Specifically, there is a breakdown in some production, supply and labour chains. The disbursement of public investment capital is slow, especially ODA capital and concessional loans. The service sector is facing serious difficulties, especially tourism, accommodation and catering services. Labourers have been severely affected by the pandemic with an increasing unemployment rate.

Dr. Nguyen Dinh Cung, former director of the Central Institute for Economic Management, said that the most worrisome issue is that the growth drivers of the economy are declining. Public investment has not yet taken a leading role, while private investment has dropped sharply.

The southern economic zones are also weakening which become more obvious after the fourth outbreak of the COVID-19 pandemic.

Taking advantage of growth opportunities

With a growth rate of 1.42% in three quarters, Vietnam's economy is unlikely to reach the yearly growth target of 6%. However, the opportunity to improve the growth rate is possible because the pandemic is basically under control and the whole country is implementing a safe and flexible adaptation roadmap to the pandemic.

Economic experts have said that the driving force for economic growth depends heavily on the utilisation of available room, the speed of implementing support solutions for people and businesses, the utilisation of opportunities from free trade agreements, digital transformation, and the disbursement of public investment capital.

Assoc. Prof, Dr. Pham The Anh, chief economist from the Institute for Economic and Policy Research (VEPR), said that if the anti-pandemic work in the coming time does not disrupt the circulation of goods and production, the recovery of the Vietnam’s economy will be very good.

The two main drivers for growth in the fourth quarter are exports and public investment., Exports in particular are expected to have strong expansion thanks to the resumption of domestic manufacturing industries and the recovery of the world economy through the implementation of free trade agreements. For public investment, the Government has solutions to promote disbursement, especially for key national projects and infrastructure projects, contributing to creating a driving force for growth both in the short term and in the long run, Anh said.

The outstanding feature of the economic shock caused by the COVID-19 pandemic is the disruption in the entire economy and activities of social life, leading to a break in the connection between aggregate supply and aggregate demand.
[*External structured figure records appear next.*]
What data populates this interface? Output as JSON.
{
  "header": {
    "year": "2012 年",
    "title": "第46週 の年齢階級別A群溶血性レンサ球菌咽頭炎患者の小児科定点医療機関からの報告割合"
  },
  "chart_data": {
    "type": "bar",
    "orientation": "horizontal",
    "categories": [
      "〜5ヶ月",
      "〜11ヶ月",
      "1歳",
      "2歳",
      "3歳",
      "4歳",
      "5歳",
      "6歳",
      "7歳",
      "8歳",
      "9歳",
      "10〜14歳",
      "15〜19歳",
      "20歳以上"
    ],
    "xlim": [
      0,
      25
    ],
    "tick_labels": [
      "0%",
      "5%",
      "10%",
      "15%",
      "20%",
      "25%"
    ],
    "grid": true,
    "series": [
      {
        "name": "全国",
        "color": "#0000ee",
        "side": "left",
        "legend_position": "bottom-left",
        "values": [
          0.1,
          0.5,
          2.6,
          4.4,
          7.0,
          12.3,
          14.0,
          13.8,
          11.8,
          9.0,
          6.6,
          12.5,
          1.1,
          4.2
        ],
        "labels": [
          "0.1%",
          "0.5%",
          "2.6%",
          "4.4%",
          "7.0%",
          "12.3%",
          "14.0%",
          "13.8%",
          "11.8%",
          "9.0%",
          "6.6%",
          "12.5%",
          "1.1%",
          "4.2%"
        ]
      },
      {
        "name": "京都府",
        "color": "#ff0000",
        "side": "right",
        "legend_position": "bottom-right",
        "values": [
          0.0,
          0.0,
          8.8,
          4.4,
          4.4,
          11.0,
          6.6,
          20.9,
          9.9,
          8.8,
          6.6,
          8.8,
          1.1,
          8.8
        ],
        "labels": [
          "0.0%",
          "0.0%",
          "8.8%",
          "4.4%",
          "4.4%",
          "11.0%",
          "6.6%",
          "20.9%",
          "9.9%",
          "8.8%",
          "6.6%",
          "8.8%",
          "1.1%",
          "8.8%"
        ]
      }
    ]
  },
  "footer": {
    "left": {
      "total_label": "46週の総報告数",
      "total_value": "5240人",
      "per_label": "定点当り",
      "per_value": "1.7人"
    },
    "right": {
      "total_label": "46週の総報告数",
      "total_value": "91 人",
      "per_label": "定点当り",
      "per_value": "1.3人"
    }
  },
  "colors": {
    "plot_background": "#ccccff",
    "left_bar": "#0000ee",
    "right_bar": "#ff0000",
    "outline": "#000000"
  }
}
Therefore, the proposed solutions need to ensure unity and comprehensiveness regarding health, economy and society while ensuring the synchronisation and smooth coordination between ministries, sectors, localities, enterprises, workers, and people.

Therefore, in four lessons learnt for Vietnam, World Bank Lead Economist and Programme Leader for Vietnam Jacques Morisset said that the traveling restriction management method needs to be smarter and simplified on the basis of strict supervision and information sharing, so that there is no disruption to the production and supply chain.

In addition, the World Bank also recommended that Vietnam should focus more on fiscal policy and less on implementing monetary policy to support growth because there is room for fiscal policy and the use of fiscal tools can help stimulate demand in the short term and supply in the long run.

In addition, social assistance programmes need to be implemented more effectively to reduce the economic burden. As such, Vietnam needs to strengthen its resilience through a strong and flexible social assistance system. Those are the important solutions that need to be implemented so that economy can soon return to a growth trajectory.